Open files issue on PVE node

bjsko · May 14, 2020

Hi,

we experienced an issue with VM's running in Proxmox 6.x where one or more disks from the VM perspective reported 100% busy, but no data was read or written according to iostat. Our storage backend is an external CEPH nautilus cluster.

This seemed to happen if the VM had many filesystems/several disk images attached and high activity. But we were also able to trigger the issue on pretty much any VM by reading and writing a lot of data and maybe run a fstrim or an mkfs. The only way we found to recover the VM was to reboot it.

We have about 250 VM's on two clusters, both on the same version, and could reproduce the issue on either cluster. We were a bit mislead to think it had something to do with the number of disk images for a VM as the issue was first seen in the go-live phase of a VM with more disks than our standard setup - but still only 9 disk images. Obviously the go-live did not happen and we spent a lot of time trying to figure out what was going on.

To cut a long story short; After a while we noticed that when we triggered the issue on a VM, the kvm process on the PVE node for the VM was running with 100% CPU. Running a strace of the kvm process id revealed:

Code:

ppoll([{fd=4, events=POLLIN}, {fd=7, events=POLLIN}, {fd=9, events=POLLIN}, {fd=10, events=POLLIN}, {fd=11, events=POLLIN}, {fd=12, events=POLLIN}, {fd=13, events=POLLIN}, {fd=202, events=POLLIN}, {fd=206, events=POLLIN}, {fd=207, events=POLLIN}, {fd=208, events=POLLIN}], 11, {tv_sec=0, tv_nsec=771556}, NULL, 8) = 2 ([{fd=10, revents=POLLIN}, {fd=11, revents=POLLIN}], left {tv_sec=0, tv_nsec=770679})
read(10, "\2\0\0\0\0\0\0\0", 16)        = 8
write(10, "\1\0\0\0\0\0\0\0", 8)        = 8
accept4(11, 0x7f6f26dc8c60, [128], SOCK_CLOEXEC) = -1 EMFILE (Too many open files)
write(10, "\1\0\0\0\0\0\0\0", 8)        = 8

Finally we had an clue.

Looking at /proc/<pid>/limits we saw "Max Open Files" were 1024. Further, counting the file descriptors in /proc/<pid>/fd showed us that as soon as the number of file descriptors went above 1024, the issue occurred on the VM.

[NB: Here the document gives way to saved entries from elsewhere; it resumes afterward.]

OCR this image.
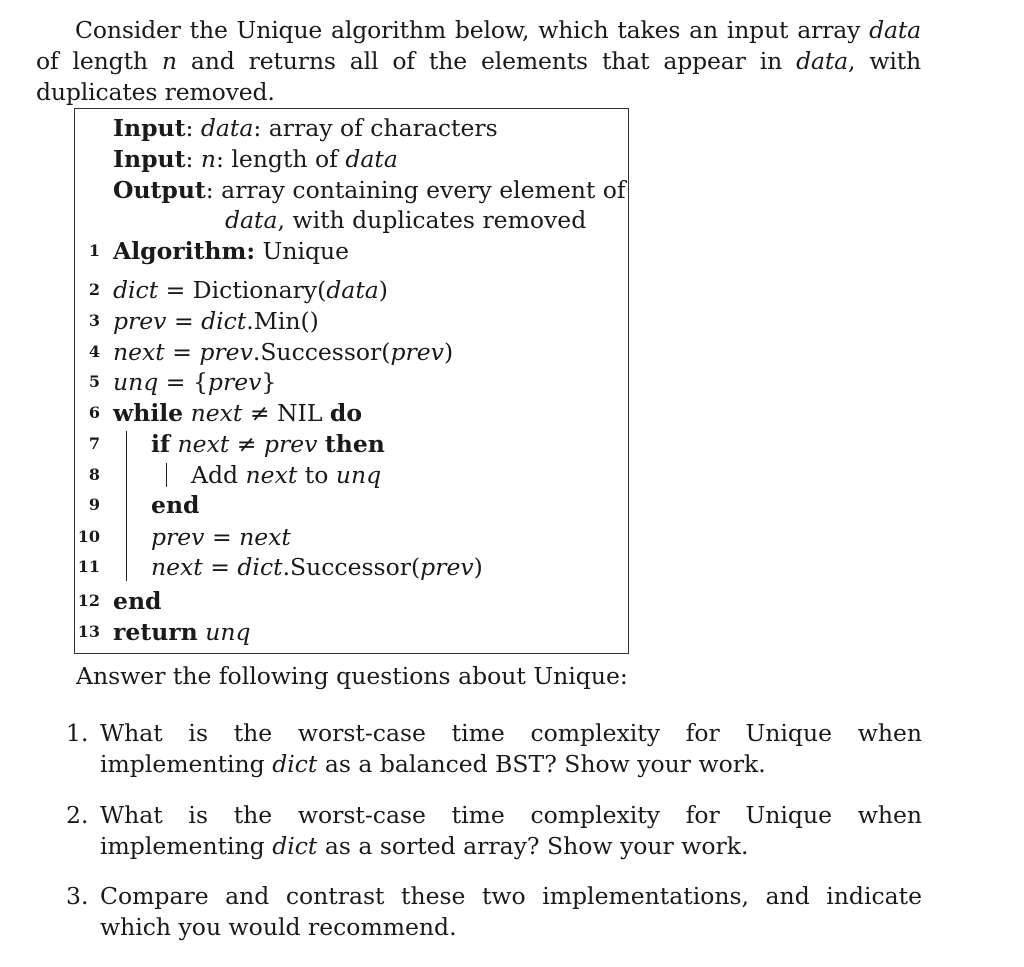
Consider the Unique algorithm below, which takes an input array data of length n and returns all of the elements that appear in data, with duplicates removed.
Input: data: array of characters
Input: n: length of data
Output: array containing every element of
data, with duplicates removed
1 Algorithm: Unique
2 dict = Dictionary(data)
3 prev = dict.Min()
4 next = prev.Successor(prev)
5 unq = {prev}
6 while next ≠ NIL do
7 if next ≠ prev then
8	Add next to unq
9 end
10 prev = next
11 next = dict.Successor(prev)
12 end
13 return unq
Answer the following questions about Unique:
1. What is the worst-case time complexity for Unique when implementing dict as a balanced BST? Show your work.
2. What is the worst-case time complexity for Unique when implementing dict as a sorted array? Show your work.
3. Compare and contrast these two implementations, and indicate which you would recommend.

We are now setting a higher number of open files pr process in a file in /etc/security/limits.d/ and also for systemd in a file in /etc/systemd/system.conf.d

The question is if we have done something incorrect from the start by not tuning open files or if the default should be set higher by the installation, or at least be mentioned in the documentation (if it isn't already). Another question is what would be a better default that 1024.

Any comment/insights to this would be highly appreciated!

BR
Bjørn

Alwin · May 14, 2020

The actual limits are often setup specific and require manual tuning. With that said, Proxmox VE 6.2 (released this week) includes some increase of these limits.
https://pve.proxmox.com/pipermail/pve-user/2020-May/171669.html

You can also try to use iothreads for the VM disks. By default (off) all disks will be handled by one thread only.

liedekef · Aug 18, 2020

It seems this is still an issue on 6.2. Is there any specific reason why the number of open files for a kvm guest would be limited to 1024? Any decent webserver guest would already get into trouble with this limit since the host blocks most network traffic. Also there doesn't seem to be any "good" way to set the number of open files (unless you change both limits.conf and systemd config by hand).
Even older plain kvm servers I managed had more open files per guest (1048576). So maybe can we at least have a howto on how to correctly and future-proof increase this limit? Even better would be that the default would also increase in a future proxmox version.

bjsko · Aug 19, 2020

liedekef said:
It seems this is still an issue on 6.2. Is there any specific reason why the number of open files for a kvm guest would be limited to 1024? Any decent webserver guest would already get into trouble with this limit since the host blocks most network traffic. Also there doesn't seem to be any "good" way to set the number of open files (unless you change both limits.conf and systemd config by hand).
Even older plain kvm servers I managed had more open files per guest (1048576). So maybe can we at least have a howto on how to correctly and future-proof increase this limit? Even better would be that the default would also increase in a future proxmox version.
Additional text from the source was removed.